Une quinzaine d'événements sur 86 jours au cours du premier semestre 2003, s'y dérouleront.
Pour la plus grande partie des manifestations, le financement est assuré par les organisateurs. Quant aux opérations municipales, le financement relève de la Direction concernée, Jeunesse et Sport pour les patinoires, Affaires scolaires pour le concert Berlioz du 21 juin 2003, qui se déroulera sur le parvis où une chorale de 600 collégiens accompagnera l'orchestre symphonique du Conservatoire supérieur de Paris, Bureau des Temps pour la Journée internationale de la femme. Ces manifestations sur le parvis ne représentant par ailleurs qu'un pan d'une action plus vaste.
Mais je pense surtout que le problème que M. LECOQ veut soulever vise en réalité à s'interroger sur la pertinence de ces nombreuses manifestations qui se tiendraient au détriment de l'esthétique du site.
L'examen précis démontrera le plein intérêt de ces occupations temporaires, et la réelle difficulté de trouver des sites de substitution en raison de leur rareté, dans le tissu urbain dense de la Capitale.
Je vais citer un certain nombre de manifestations. Il s'agit d'informer et de sensibiliser les Parisiens sur les grandes causes, telles la Journée nationale de l'autisme, la Journée mondiale de l'eau, la Journée internationale de la femme, la Journée mondiale sans tabac. D'informer et d'associer les Parisiens sur les actions du service public : Etats généraux de la vie étudiante, Forum des associations, campagne pour le tri sélectif, semaine des transports publics. D'autres opérations sont liées à la jeunesse, dans un souci pédagogique : la Fête du pain, la Fête de l'Internet ou dans un but ludique ou sportif : la patinoire et les manèges de Noël etc., etc.
Voulez-vous, Monsieur LECOQ, que nous supprimions ces manifestations ?
Qui pourrait réellement contester le bien-fondé de ces opérations ?
Ne faut-il pas donner de la visibilité une fois par an à l'Etablissement français du sang pour lui permettre d'élargir la liste des donneurs, sachant qu'il y a pénurie à Paris ?
Ne doit-on pas aussi donner l'occasion aux Parisiens de découvrir, en empruntant un parcours sensoriel, les difficultés quotidiennes rencontrées par les personnes handicapées ? Je témoigne que c'était effectivement une excellente initiative.
Bref, toutes ces opérations sont utiles. En tous cas, les organisateurs et les personnes qui viennent voir ces manifestations en sont satisfaits. Monsieur LECOQ, nous continuerons - je vous le confirme - à organiser les manifestations sur le parvis de l'Hôtel-de-Ville.

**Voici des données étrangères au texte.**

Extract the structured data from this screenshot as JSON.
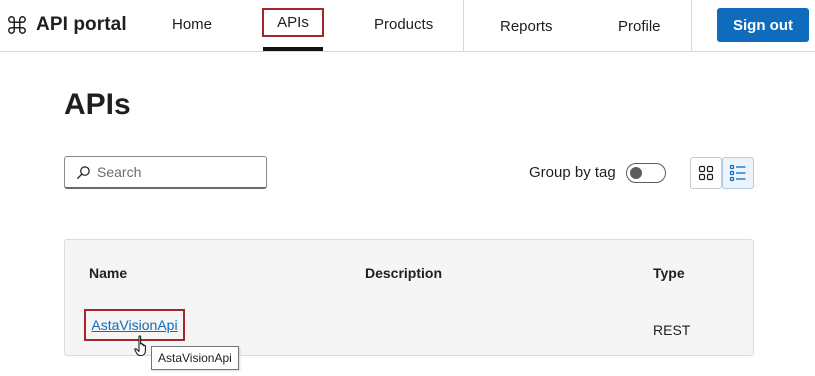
{
  "brand": {
    "title": "API portal",
    "icon": "command-icon"
  },
  "nav": {
    "home": "Home",
    "apis": "APIs",
    "products": "Products",
    "reports": "Reports",
    "profile": "Profile"
  },
  "header": {
    "signout_label": "Sign out"
  },
  "page": {
    "title": "APIs"
  },
  "search": {
    "placeholder": "Search",
    "value": ""
  },
  "group_by_tag": {
    "label": "Group by tag",
    "enabled": false
  },
  "view_toggle": {
    "grid_icon": "grid-view-icon",
    "list_icon": "list-view-icon",
    "selected": "list"
  },
  "table": {
    "columns": {
      "name": "Name",
      "description": "Description",
      "type": "Type"
    },
    "rows": [
      {
        "name": "AstaVisionApi",
        "description": "",
        "type": "REST"
      }
    ]
  },
  "tooltip": {
    "text": "AstaVisionApi"
  },
  "colors": {
    "accent": "#0f6cbd",
    "highlight_border": "#a4262c"
  }
}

(Applaudissements sur les bancs des groupes socialiste et radical de gauche, du Mouvement républicain et citoyen, communiste et "Les Verts").
M. David ASSOULINE, adjoint, président. - Monsieur LECOQ, êtes-vous d'accord avec la Fête de la musique ?

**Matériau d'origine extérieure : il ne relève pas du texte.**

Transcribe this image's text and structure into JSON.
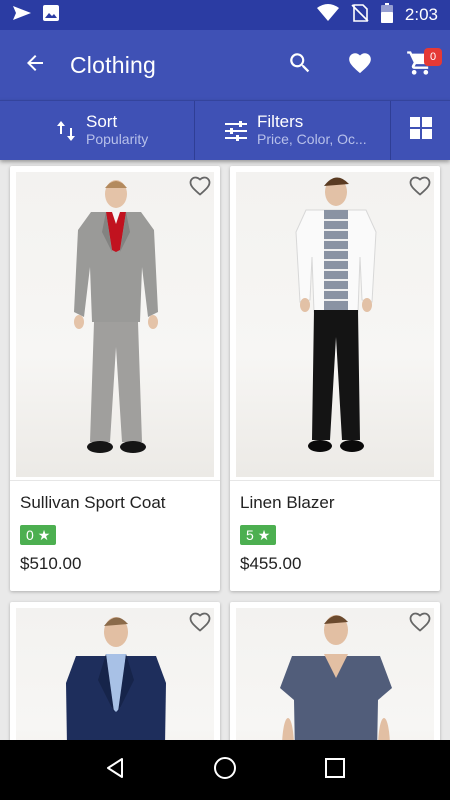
{
  "status_bar": {
    "time": "2:03",
    "icons": [
      "send-icon",
      "image-icon",
      "wifi-icon",
      "no-sim-icon",
      "battery-icon"
    ]
  },
  "app_bar": {
    "title": "Clothing",
    "cart_count": "0",
    "icons": [
      "back-arrow-icon",
      "search-icon",
      "heart-icon",
      "cart-icon"
    ]
  },
  "filter_bar": {
    "sort_label": "Sort",
    "sort_value": "Popularity",
    "filters_label": "Filters",
    "filters_value": "Price, Color, Oc..."
  },
  "products": [
    {
      "name": "Sullivan Sport Coat",
      "rating": "0",
      "price": "$510.00"
    },
    {
      "name": "Linen Blazer",
      "rating": "5",
      "price": "$455.00"
    },
    {
      "name": "",
      "rating": "",
      "price": ""
    },
    {
      "name": "",
      "rating": "",
      "price": ""
    }
  ],
  "colors": {
    "status_bar": "#2b3ca3",
    "app_bar": "#3f51b5",
    "rating_badge": "#4caf50",
    "cart_badge": "#e53935"
  }
}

M. Jean-Pierre LECOQ, maire du 6e arrondissement. - Oui, oui, absolument. Je voulais remercier M. CARESCHE de sa réponse. A la fin de la réponse, il était plus affirmatif. Mais au début, je ne l'ai pas senti persuadé par la qualité des arguments qu'il employait.
M. Christophe CARESCHE, adjoint. - Il fallait que je me chauffe !

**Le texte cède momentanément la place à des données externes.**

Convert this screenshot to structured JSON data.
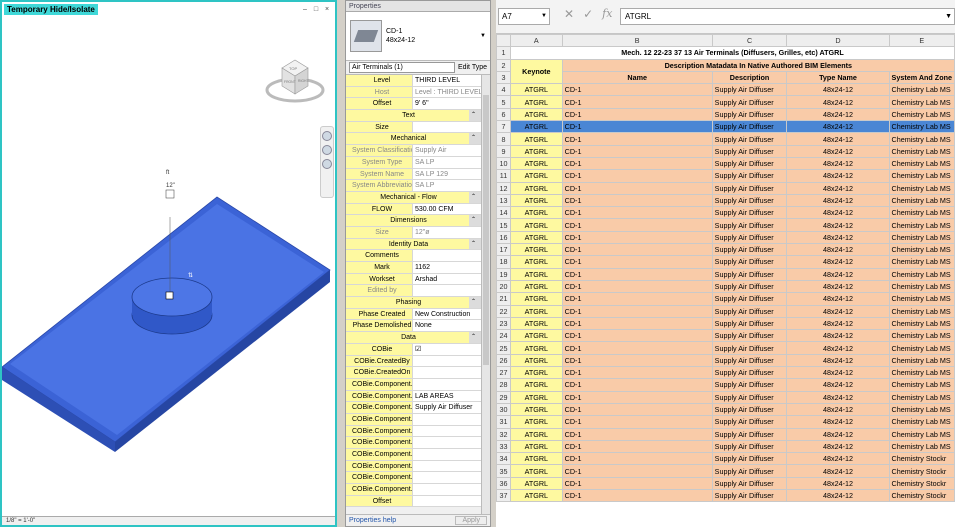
{
  "view": {
    "title": "Temporary Hide/Isolate",
    "controls": [
      "–",
      "□",
      "×"
    ],
    "status": "1/8\" = 1'-0\"",
    "tag_label": "ft",
    "tag_value": "12\""
  },
  "props": {
    "header": "Properties",
    "type_name": "CD-1",
    "type_size": "48x24-12",
    "instance_filter": "Air Terminals (1)",
    "edit_type": "Edit Type",
    "help": "Properties help",
    "apply": "Apply",
    "rows": [
      {
        "k": "Level",
        "v": "THIRD LEVEL"
      },
      {
        "k": "Host",
        "v": "Level : THIRD LEVEL",
        "ro": true
      },
      {
        "k": "Offset",
        "v": "9' 6\""
      },
      {
        "g": "Text"
      },
      {
        "k": "Size",
        "v": ""
      },
      {
        "g": "Mechanical"
      },
      {
        "k": "System Classification",
        "v": "Supply Air",
        "ro": true
      },
      {
        "k": "System Type",
        "v": "SA LP",
        "ro": true
      },
      {
        "k": "System Name",
        "v": "SA LP 129",
        "ro": true
      },
      {
        "k": "System Abbreviation",
        "v": "SA LP",
        "ro": true
      },
      {
        "g": "Mechanical - Flow"
      },
      {
        "k": "FLOW",
        "v": "530.00 CFM"
      },
      {
        "g": "Dimensions"
      },
      {
        "k": "Size",
        "v": "12\"ø",
        "ro": true
      },
      {
        "g": "Identity Data"
      },
      {
        "k": "Comments",
        "v": ""
      },
      {
        "k": "Mark",
        "v": "1162"
      },
      {
        "k": "Workset",
        "v": "Arshad"
      },
      {
        "k": "Edited by",
        "v": "",
        "ro": true
      },
      {
        "g": "Phasing"
      },
      {
        "k": "Phase Created",
        "v": "New Construction"
      },
      {
        "k": "Phase Demolished",
        "v": "None"
      },
      {
        "g": "Data"
      },
      {
        "k": "COBie",
        "v": "☑"
      },
      {
        "k": "COBie.CreatedBy",
        "v": ""
      },
      {
        "k": "COBie.CreatedOn",
        "v": ""
      },
      {
        "k": "COBie.Component....",
        "v": ""
      },
      {
        "k": "COBie.Component.S...",
        "v": "LAB AREAS"
      },
      {
        "k": "COBie.Component....",
        "v": "Supply Air Diffuser"
      },
      {
        "k": "COBie.Component.S...",
        "v": ""
      },
      {
        "k": "COBie.Component.I...",
        "v": ""
      },
      {
        "k": "COBie.Component....",
        "v": ""
      },
      {
        "k": "COBie.Component.T...",
        "v": ""
      },
      {
        "k": "COBie.Component.B...",
        "v": ""
      },
      {
        "k": "COBie.Component....",
        "v": ""
      },
      {
        "k": "COBie.Component....",
        "v": ""
      },
      {
        "k": "Offset",
        "v": ""
      }
    ]
  },
  "excel": {
    "name_box": "A7",
    "formula": "ATGRL",
    "columns": [
      "A",
      "B",
      "C",
      "D",
      "E"
    ],
    "title": "Mech. 12  22-23 37 13 Air Terminals (Diffusers, Grilles, etc)  ATGRL",
    "group_header": "Description Matadata In Native Authored BIM Elements",
    "keynote_header": "Keynote",
    "sub_headers": [
      "Name",
      "Description",
      "Type Name",
      "System And Zone"
    ],
    "selected_row": 7,
    "rows": [
      {
        "n": 4,
        "c": [
          "ATGRL",
          "CD-1",
          "Supply Air Diffuser",
          "48x24-12",
          "Chemistry Lab MS"
        ]
      },
      {
        "n": 5,
        "c": [
          "ATGRL",
          "CD-1",
          "Supply Air Diffuser",
          "48x24-12",
          "Chemistry Lab MS"
        ]
      },
      {
        "n": 6,
        "c": [
          "ATGRL",
          "CD-1",
          "Supply Air Diffuser",
          "48x24-12",
          "Chemistry Lab MS"
        ]
      },
      {
        "n": 7,
        "c": [
          "ATGRL",
          "CD-1",
          "Supply Air Diffuser",
          "48x24-12",
          "Chemistry Lab MS"
        ]
      },
      {
        "n": 8,
        "c": [
          "ATGRL",
          "CD-1",
          "Supply Air Diffuser",
          "48x24-12",
          "Chemistry Lab MS"
        ]
      },
      {
        "n": 9,
        "c": [
          "ATGRL",
          "CD-1",
          "Supply Air Diffuser",
          "48x24-12",
          "Chemistry Lab MS"
        ]
      },
      {
        "n": 10,
        "c": [
          "ATGRL",
          "CD-1",
          "Supply Air Diffuser",
          "48x24-12",
          "Chemistry Lab MS"
        ]
      },
      {
        "n": 11,
        "c": [
          "ATGRL",
          "CD-1",
          "Supply Air Diffuser",
          "48x24-12",
          "Chemistry Lab MS"
        ]
      },
      {
        "n": 12,
        "c": [
          "ATGRL",
          "CD-1",
          "Supply Air Diffuser",
          "48x24-12",
          "Chemistry Lab MS"
        ]
      },
      {
        "n": 13,
        "c": [
          "ATGRL",
          "CD-1",
          "Supply Air Diffuser",
          "48x24-12",
          "Chemistry Lab MS"
        ]
      },
      {
        "n": 14,
        "c": [
          "ATGRL",
          "CD-1",
          "Supply Air Diffuser",
          "48x24-12",
          "Chemistry Lab MS"
        ]
      },
      {
        "n": 15,
        "c": [
          "ATGRL",
          "CD-1",
          "Supply Air Diffuser",
          "48x24-12",
          "Chemistry Lab MS"
        ]
      },
      {
        "n": 16,
        "c": [
          "ATGRL",
          "CD-1",
          "Supply Air Diffuser",
          "48x24-12",
          "Chemistry Lab MS"
        ]
      },
      {
        "n": 17,
        "c": [
          "ATGRL",
          "CD-1",
          "Supply Air Diffuser",
          "48x24-12",
          "Chemistry Lab MS"
        ]
      },
      {
        "n": 18,
        "c": [
          "ATGRL",
          "CD-1",
          "Supply Air Diffuser",
          "48x24-12",
          "Chemistry Lab MS"
        ]
      },
      {
        "n": 19,
        "c": [
          "ATGRL",
          "CD-1",
          "Supply Air Diffuser",
          "48x24-12",
          "Chemistry Lab MS"
        ]
      },
      {
        "n": 20,
        "c": [
          "ATGRL",
          "CD-1",
          "Supply Air Diffuser",
          "48x24-12",
          "Chemistry Lab MS"
        ]
      },
      {
        "n": 21,
        "c": [
          "ATGRL",
          "CD-1",
          "Supply Air Diffuser",
          "48x24-12",
          "Chemistry Lab MS"
        ]
      },
      {
        "n": 22,
        "c": [
          "ATGRL",
          "CD-1",
          "Supply Air Diffuser",
          "48x24-12",
          "Chemistry Lab MS"
        ]
      },
      {
        "n": 23,
        "c": [
          "ATGRL",
          "CD-1",
          "Supply Air Diffuser",
          "48x24-12",
          "Chemistry Lab MS"
        ]
      },
      {
        "n": 24,
        "c": [
          "ATGRL",
          "CD-1",
          "Supply Air Diffuser",
          "48x24-12",
          "Chemistry Lab MS"
        ]
      },
      {
        "n": 25,
        "c": [
          "ATGRL",
          "CD-1",
          "Supply Air Diffuser",
          "48x24-12",
          "Chemistry Lab MS"
        ]
      },
      {
        "n": 26,
        "c": [
          "ATGRL",
          "CD-1",
          "Supply Air Diffuser",
          "48x24-12",
          "Chemistry Lab MS"
        ]
      },
      {
        "n": 27,
        "c": [
          "ATGRL",
          "CD-1",
          "Supply Air Diffuser",
          "48x24-12",
          "Chemistry Lab MS"
        ]
      },
      {
        "n": 28,
        "c": [
          "ATGRL",
          "CD-1",
          "Supply Air Diffuser",
          "48x24-12",
          "Chemistry Lab MS"
        ]
      },
      {
        "n": 29,
        "c": [
          "ATGRL",
          "CD-1",
          "Supply Air Diffuser",
          "48x24-12",
          "Chemistry Lab MS"
        ]
      },
      {
        "n": 30,
        "c": [
          "ATGRL",
          "CD-1",
          "Supply Air Diffuser",
          "48x24-12",
          "Chemistry Lab MS"
        ]
      },
      {
        "n": 31,
        "c": [
          "ATGRL",
          "CD-1",
          "Supply Air Diffuser",
          "48x24-12",
          "Chemistry Lab MS"
        ]
      },
      {
        "n": 32,
        "c": [
          "ATGRL",
          "CD-1",
          "Supply Air Diffuser",
          "48x24-12",
          "Chemistry Lab MS"
        ]
      },
      {
        "n": 33,
        "c": [
          "ATGRL",
          "CD-1",
          "Supply Air Diffuser",
          "48x24-12",
          "Chemistry Lab MS"
        ]
      },
      {
        "n": 34,
        "c": [
          "ATGRL",
          "CD-1",
          "Supply Air Diffuser",
          "48x24-12",
          "Chemistry Stockr"
        ]
      },
      {
        "n": 35,
        "c": [
          "ATGRL",
          "CD-1",
          "Supply Air Diffuser",
          "48x24-12",
          "Chemistry Stockr"
        ]
      },
      {
        "n": 36,
        "c": [
          "ATGRL",
          "CD-1",
          "Supply Air Diffuser",
          "48x24-12",
          "Chemistry Stockr"
        ]
      },
      {
        "n": 37,
        "c": [
          "ATGRL",
          "CD-1",
          "Supply Air Diffuser",
          "48x24-12",
          "Chemistry Stockr"
        ]
      }
    ]
  },
  "colors": {
    "view_border": "#2ec4c4",
    "model_blue": "#3b63d6",
    "keynote_yellow": "#fef9a0",
    "data_orange": "#f9cba8",
    "selection_blue": "#4a86d4"
  }
}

M. Jean-Pierre LECOQ, maire du 6e arrondissement. - Les énoncés des manifestations parlent d'eux-mêmes. Vous pourriez encore faire davantage. Vous utilisez le parvis 180 jours par an, soit quasiment un jour sur deux. Vous pouvez faire davantage, comme vous l'avez dit à la fin de votre intervention. Je vous incite à l'utiliser 365 jours par an, peut-être monter une structure permanente éclairante qui vous permettrait de faire des manifestations la nuit.
Tout est possible.
M. David ASSOULINE, adjoint, président. - Donc 80 jours de patinoire, êtes-vous pour, Monsieur LECOQ ?
M. Christophe CARESCHE, adjoint. - Monsieur LECOQ, vous organisez tous les ans la Foire Saint-Germain, place Saint-Sulpice qui en est à sa 26e édition, manifestation tout à fait intéressante. Mais on ne peut considérer qu'elle contribue à l'esthétique de la place Saint-Sulpice. Vous n'envisagez pas pour autant, j'imagine, de la supprimer ?
M. Jean-Pierre LECOQ, maire du 6e arrondissement. - Cher, Monsieur CARESCHE...
M. David ASSOULINE, adjoint, président. - Ce n'est pas une partie de ping-pong. Vous pourrez continuer cet échange.